Model Couple-By Edward Maroncha

Cynthia is smiling as the younger women show their admiration for her marriage. 24 years! Wow! They are at a church-sponsored marriage seminar where she is a panelist. The audience is composed of younger men and women; some dating, some newly married and others single. There are two other couples on the panel, and Charles, Cynthia’s husband, is both a panelist and the moderator of the discussion.

“I think marriage is what you make. I have purposed to make mine work by force by fire, and that is why we are here 24 years later,” Charles quips. The audience erupts at this joke. Cynthia smiles, largely because there will be issues in her home later on if she doesn’t.

But the statement is more true than it is a joke. Charles is domineering, and for the past sixteen years, Cynthia has felt stifled in the marriage. Charles literally makes it work by force by fire, except that it only works for him.

Cynthia hates these meetings because they are often an opportunity for Charles to flaunt his marriage. That wouldn’t have been a problem if Cynthia was feeling fulfilled in the marriage. But she isn’t. Which means she has to lie to these adoring souls to keep up an image. Not her image, but his image. Charles would be furious if she portrayed a less than perfect image of their marriage.

Right now she is having a different struggle. It is approaching 6.30 pm. Charles will be furious if supper is not ready by 8 pm, yet he seems to be enjoying himself. She cannot leave before him because “what will people say?”, neither can she ask him to wind up the meeting (which he convened) because, well, he is a pastor and should not lock out anyone who has a question.

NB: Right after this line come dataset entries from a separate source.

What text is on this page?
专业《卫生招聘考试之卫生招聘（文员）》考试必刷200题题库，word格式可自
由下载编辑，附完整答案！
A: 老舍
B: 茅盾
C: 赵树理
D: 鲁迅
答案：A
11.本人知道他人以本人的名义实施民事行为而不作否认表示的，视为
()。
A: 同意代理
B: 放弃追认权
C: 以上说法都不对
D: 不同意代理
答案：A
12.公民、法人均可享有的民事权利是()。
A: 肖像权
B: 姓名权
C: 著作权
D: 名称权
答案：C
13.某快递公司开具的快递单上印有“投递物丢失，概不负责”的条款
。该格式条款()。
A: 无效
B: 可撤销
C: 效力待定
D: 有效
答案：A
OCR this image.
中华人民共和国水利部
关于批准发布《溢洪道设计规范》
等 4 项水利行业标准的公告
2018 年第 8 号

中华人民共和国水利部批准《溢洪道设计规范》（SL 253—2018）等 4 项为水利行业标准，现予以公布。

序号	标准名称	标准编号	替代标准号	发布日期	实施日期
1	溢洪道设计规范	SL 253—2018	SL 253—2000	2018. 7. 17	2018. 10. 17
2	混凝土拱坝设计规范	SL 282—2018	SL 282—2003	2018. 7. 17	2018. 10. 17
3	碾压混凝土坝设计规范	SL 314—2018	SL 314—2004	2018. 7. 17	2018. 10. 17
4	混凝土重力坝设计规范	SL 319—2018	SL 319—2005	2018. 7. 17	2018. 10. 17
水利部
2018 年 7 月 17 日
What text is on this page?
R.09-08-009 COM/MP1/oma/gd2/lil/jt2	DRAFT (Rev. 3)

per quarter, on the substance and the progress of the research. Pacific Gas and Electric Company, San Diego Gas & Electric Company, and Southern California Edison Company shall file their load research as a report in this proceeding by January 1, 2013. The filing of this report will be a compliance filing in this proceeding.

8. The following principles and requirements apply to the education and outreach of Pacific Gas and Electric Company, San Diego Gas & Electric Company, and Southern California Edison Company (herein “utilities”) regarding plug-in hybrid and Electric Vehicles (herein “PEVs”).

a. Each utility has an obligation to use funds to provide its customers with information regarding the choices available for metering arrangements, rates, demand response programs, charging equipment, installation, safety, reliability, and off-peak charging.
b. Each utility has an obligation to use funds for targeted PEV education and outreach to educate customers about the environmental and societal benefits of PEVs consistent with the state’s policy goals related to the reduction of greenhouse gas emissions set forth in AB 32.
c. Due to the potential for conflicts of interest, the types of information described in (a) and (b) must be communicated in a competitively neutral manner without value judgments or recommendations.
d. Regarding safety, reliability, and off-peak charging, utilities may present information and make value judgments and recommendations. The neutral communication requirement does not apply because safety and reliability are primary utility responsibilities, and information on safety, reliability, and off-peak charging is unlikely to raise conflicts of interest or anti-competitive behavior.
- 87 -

Cynthia is no longer sure whether she still loves her husband. In fact, she has long forgotten why she married him. Okay, that is not true. She still remembers how romantic and thoughtful he was when they were dating. He would prepare meals for her, buy her thoughtful gifts and say very sweet things to her. He even used to write her romantic poems, some of which she keeps until today and reads them privately while crying when she gets overwhelmed by his insensitivity.

The seminar winds up at 7.15 pm. As usual, Charles becomes cold once they are alone in the car, shedding his romantic, witty public image. They arrive at their home shortly after 8 pm and Cynthia gets busy preparing a meal.

She quickly cooks rice and ndengu and serves. Charles is livid.

“I thought I said that on Saturdays we should be eating Chapati?”

“Charles, we have come home late. There was no time to prepare chapati,”

“How is that my problem? Why am I even married if I cannot get a decent meal?”

“But surely Charles, I always try and prepare your favorite meals. And it is not like I spent the day gossiping. I was with you in your meeting,”

“So it is my meeting now?” he thunders. Before Cynthia realizes what is happening, a slap flies onto her face. She is stunned. Charles has insulted her in the past. Many times. He has shoved and pushed her. But he has never hit her.

“Charles,” she says softly, her eyes getting wet with tears.

“Don’t even start crying woman. I am going to the bedroom to pray. By the time I am done I want a proper meal.”

Charles storms off and Cynthia goes about executing the orders. A searing pain is tormenting her face where the slap landed, but the greater pain is in her soul. She can barely recognize the man she married.

She makes up her mind to leave her matrimonial home and go back to her parents home. Her parents were not perfect, but at least they loved each other and created a comfortable nest for her and her siblings. Cynthia remembers a home full of love, warmth and comfort, something her two children did not enjoy. The only moments she and her twin babies had to have a good laugh happened whenever Charles was away for some conference. No wonder the two hardly come home since they left for college.


The following day, Cynthia goes about the duties as if nothing is amiss. She prepares breakfast, irons Charles’ clothes and gets ready for church. At about midday, he calls her to the pulpit to read scriptures before he preaches, as he always does. She reads the scriptures, opens his water bottle an takes his jacket and places it on his chair.

Then she slips out of the church like one going to the washrooms. She knows Charles has made a mental note to lecture her in the evening about walking out of the sanctuary when the preacher is preaching. But she knows he cannot reprimand her in public because of the image.

She walks out of the church and out of the gate. She takes an Uber to her house and packs her clothes. The same Uber drives her out of the city to her father’s home in Machakos. Charles preaches for hours so she knows that by the time he starts looking for her she will be in Machakos unburdening her soul to her parents. Unloading the miseries of 24 years.

She chuckles when she remembers how she and her girlfriends used to wonder why people married for decades separated. In their minds then, after fifteen years of living with someone, you can handle them easily.

“How naïve we were,” she says aloud.

“What?” the Uber driver asks.

“Nothing. Never mind,”

She stares out of the window. Traffic on Mombasa Road is light. She feels free already. She does not know what will happen next. She got married shortly after college and settled as a pastor’s wife without a separate career. But first, she will cool off at her father’s house and think about her life.

“I might even open my own church,” she says, loudly again and bursts out laughing.

The Uber driver gives her a quizzical look, no doubt wondering whether she is sane enough to pay him for this long trip.